In order to produce written texts,
- Anna had to have the language skills to develop her message
- Then she needed to segment the message into words and the words into sounds (or phonemes)
- Then she had to identify the letters for each sound to encode the word or she had to generate the letters for irregular words by memory/ sight
- Finally she had to select each of the letters on the keyboard or put them together using letter cards or produce the letters using handwriting.
We provided direct instruction for Anna in the following basic skills that underlie written communication:
- phoneme segmentation (i.e., segmenting words into their component sounds in sequence)
- letter sound correspondences (i.e., knowing what letter represents each sound)
- encoding skills to integrate phoneme segmentation skills and letter sound correspondences to spell regular words
- encoding skills to spell irregular sight words
- keyboarding or handwriting skills.
As with reading instruction, we provided lots of opportunities for Anna to practice these basic skills.
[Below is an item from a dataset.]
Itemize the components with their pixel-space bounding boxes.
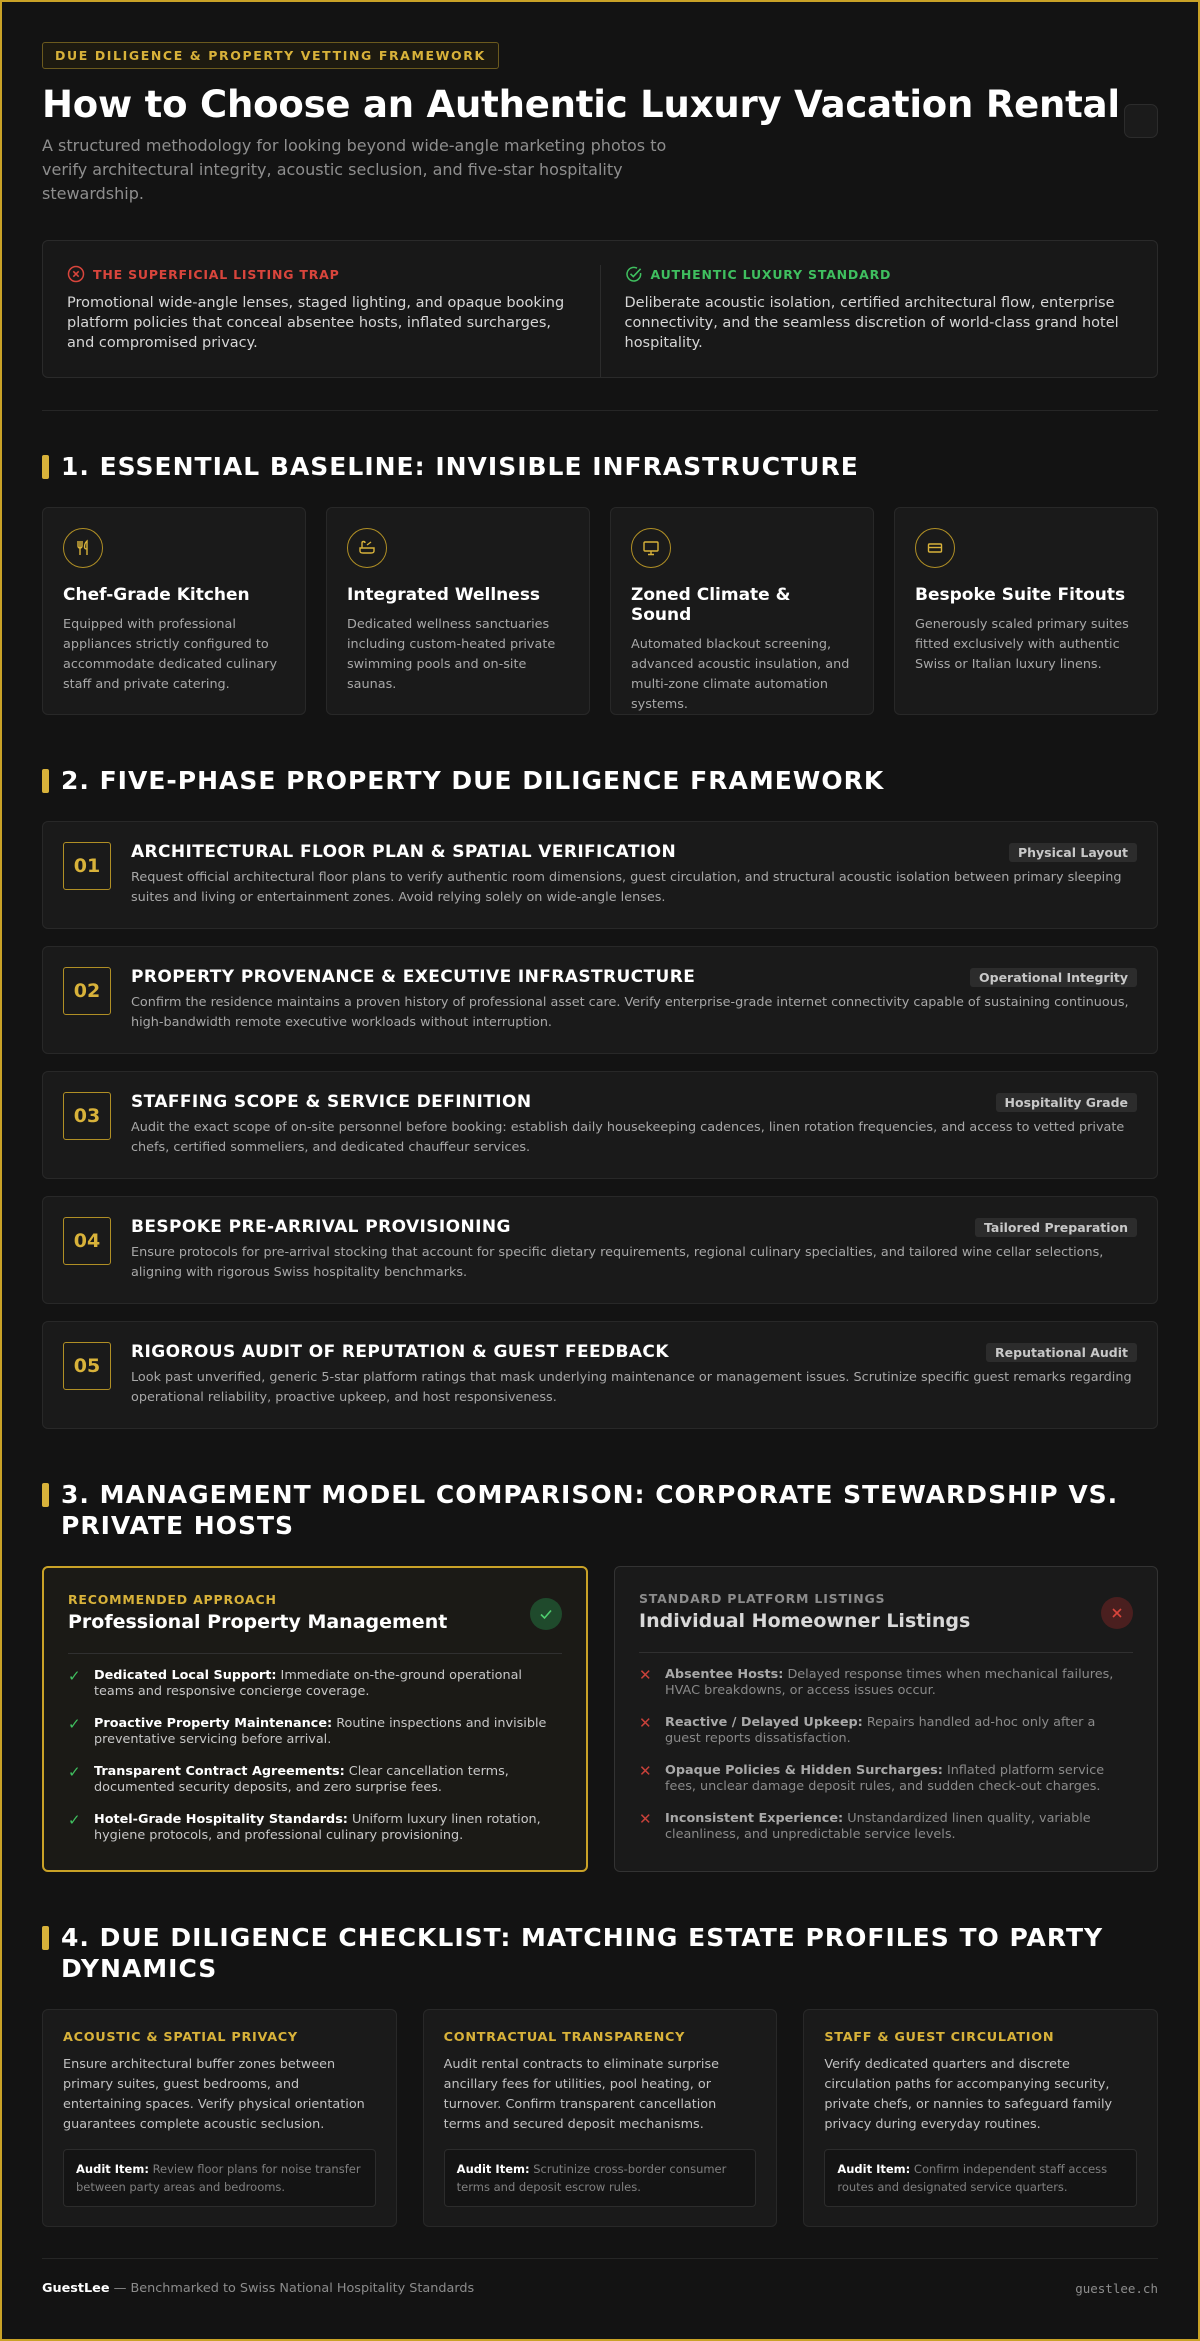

We provided Anna with scaffolding support to help her learn these new skills.
- First we modeled the task.
- Then we provided her with guided practice.
- Then we provided her with opportunities for independent practice.
- We always provided her with feedback on her responses.
In this video, you will see Anna practicing encoding regular consonant-vowel-consonant words using assistive technology that speaks the written word that she types. First, the instructor offers Anna a choice of pictures. Anna chooses one of the pictures. Then she must segment the word into its sounds in sequence, recall the letter that represents that sound, and then select it from the keyboard. She can then speak the word out.